Сонька развернула бумажку, показала подшипник.
Слесарь, был он крутлив, белобрыс, быстро глянул по сторонам. Незаинтересованно бросил:
– Ну и что?
– Дайте, если есть. Мне ведь не надо новый. У этого, видите, обойма лопнула.
– Вижу, что лопнула. Многие тут ходят за такими… Дефицит! Для ветряка, видно?
Сонька кивнула.
– Вот я и говорю: дефицит, – продолжал слесарь. – Но достать вообще-то в принципе можно… Трудно, правда. За так мне его никто не даст.
– А сколько денег-то надо? – спросила Сонька.
– Ну на что мне твои деньги? Четвертинку принесешь – получишь подшипник. Беги и скажи отцу – пусть готовит четвертинку.
Сонька косо поглядела на него и сделала несколько неуверенных шагов к выходу, потом вернулась.
– И солидол мне нужен.
– Дам и солидолу.
Слесарь заметно повеселел, бодро подмигнул Соньке.
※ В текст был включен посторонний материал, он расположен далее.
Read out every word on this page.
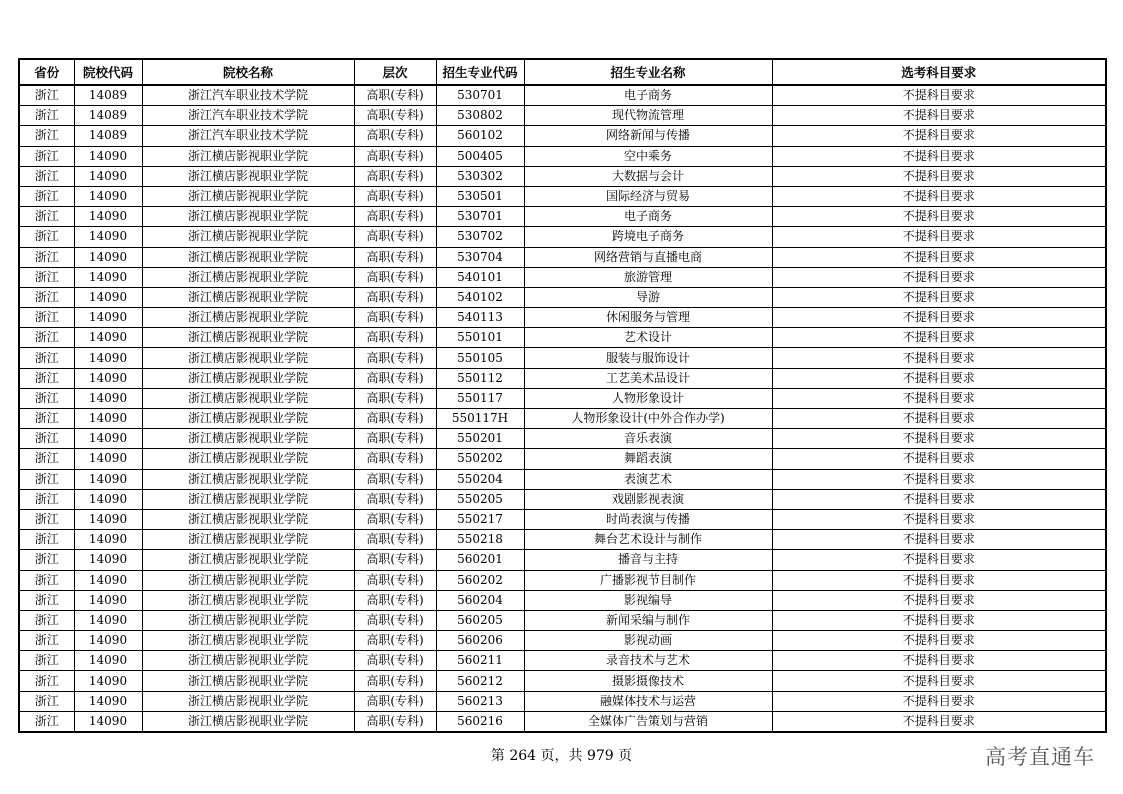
省份	院校代码	院校名称	层次	招生专业代码	招生专业名称	选考科目要求
浙江	14089	浙江汽车职业技术学院	高职(专科)	530701	电子商务	不提科目要求
浙江	14089	浙江汽车职业技术学院	高职(专科)	530802	现代物流管理	不提科目要求
浙江	14089	浙江汽车职业技术学院	高职(专科)	560102	网络新闻与传播	不提科目要求
浙江	14090	浙江横店影视职业学院	高职(专科)	500405	空中乘务	不提科目要求
浙江	14090	浙江横店影视职业学院	高职(专科)	530302	大数据与会计	不提科目要求
浙江	14090	浙江横店影视职业学院	高职(专科)	530501	国际经济与贸易	不提科目要求
浙江	14090	浙江横店影视职业学院	高职(专科)	530701	电子商务	不提科目要求
浙江	14090	浙江横店影视职业学院	高职(专科)	530702	跨境电子商务	不提科目要求
浙江	14090	浙江横店影视职业学院	高职(专科)	530704	网络营销与直播电商	不提科目要求
浙江	14090	浙江横店影视职业学院	高职(专科)	540101	旅游管理	不提科目要求
浙江	14090	浙江横店影视职业学院	高职(专科)	540102	导游	不提科目要求
浙江	14090	浙江横店影视职业学院	高职(专科)	540113	休闲服务与管理	不提科目要求
浙江	14090	浙江横店影视职业学院	高职(专科)	550101	艺术设计	不提科目要求
浙江	14090	浙江横店影视职业学院	高职(专科)	550105	服装与服饰设计	不提科目要求
浙江	14090	浙江横店影视职业学院	高职(专科)	550112	工艺美术品设计	不提科目要求
浙江	14090	浙江横店影视职业学院	高职(专科)	550117	人物形象设计	不提科目要求
浙江	14090	浙江横店影视职业学院	高职(专科)	550117H	人物形象设计(中外合作办学)	不提科目要求
浙江	14090	浙江横店影视职业学院	高职(专科)	550201	音乐表演	不提科目要求
浙江	14090	浙江横店影视职业学院	高职(专科)	550202	舞蹈表演	不提科目要求
浙江	14090	浙江横店影视职业学院	高职(专科)	550204	表演艺术	不提科目要求
浙江	14090	浙江横店影视职业学院	高职(专科)	550205	戏剧影视表演	不提科目要求
浙江	14090	浙江横店影视职业学院	高职(专科)	550217	时尚表演与传播	不提科目要求
浙江	14090	浙江横店影视职业学院	高职(专科)	550218	舞台艺术设计与制作	不提科目要求
浙江	14090	浙江横店影视职业学院	高职(专科)	560201	播音与主持	不提科目要求
浙江	14090	浙江横店影视职业学院	高职(专科)	560202	广播影视节目制作	不提科目要求
浙江	14090	浙江横店影视职业学院	高职(专科)	560204	影视编导	不提科目要求
浙江	14090	浙江横店影视职业学院	高职(专科)	560205	新闻采编与制作	不提科目要求
浙江	14090	浙江横店影视职业学院	高职(专科)	560206	影视动画	不提科目要求
浙江	14090	浙江横店影视职业学院	高职(专科)	560211	录音技术与艺术	不提科目要求
浙江	14090	浙江横店影视职业学院	高职(专科)	560212	摄影摄像技术	不提科目要求
浙江	14090	浙江横店影视职业学院	高职(专科)	560213	融媒体技术与运营	不提科目要求
浙江	14090	浙江横店影视职业学院	高职(专科)	560216	全媒体广告策划与营销	不提科目要求
第 264 页，共 979 页	高考直通车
Она в ответ скорчила кислую рожу и ушла.
* * *
Пусто над огромным морем. Нет даже облаков. Сонькины следы идут по песку и исчезают в море. Уходят в светло-зеленую глубину. А волны с шумом кружатся среди мокрых камней и шевелят и путают зеленую тину. И кажется, нет на земле ни одного человека. Лишь пустое небо над горячей пустыней да мертвая даль воды.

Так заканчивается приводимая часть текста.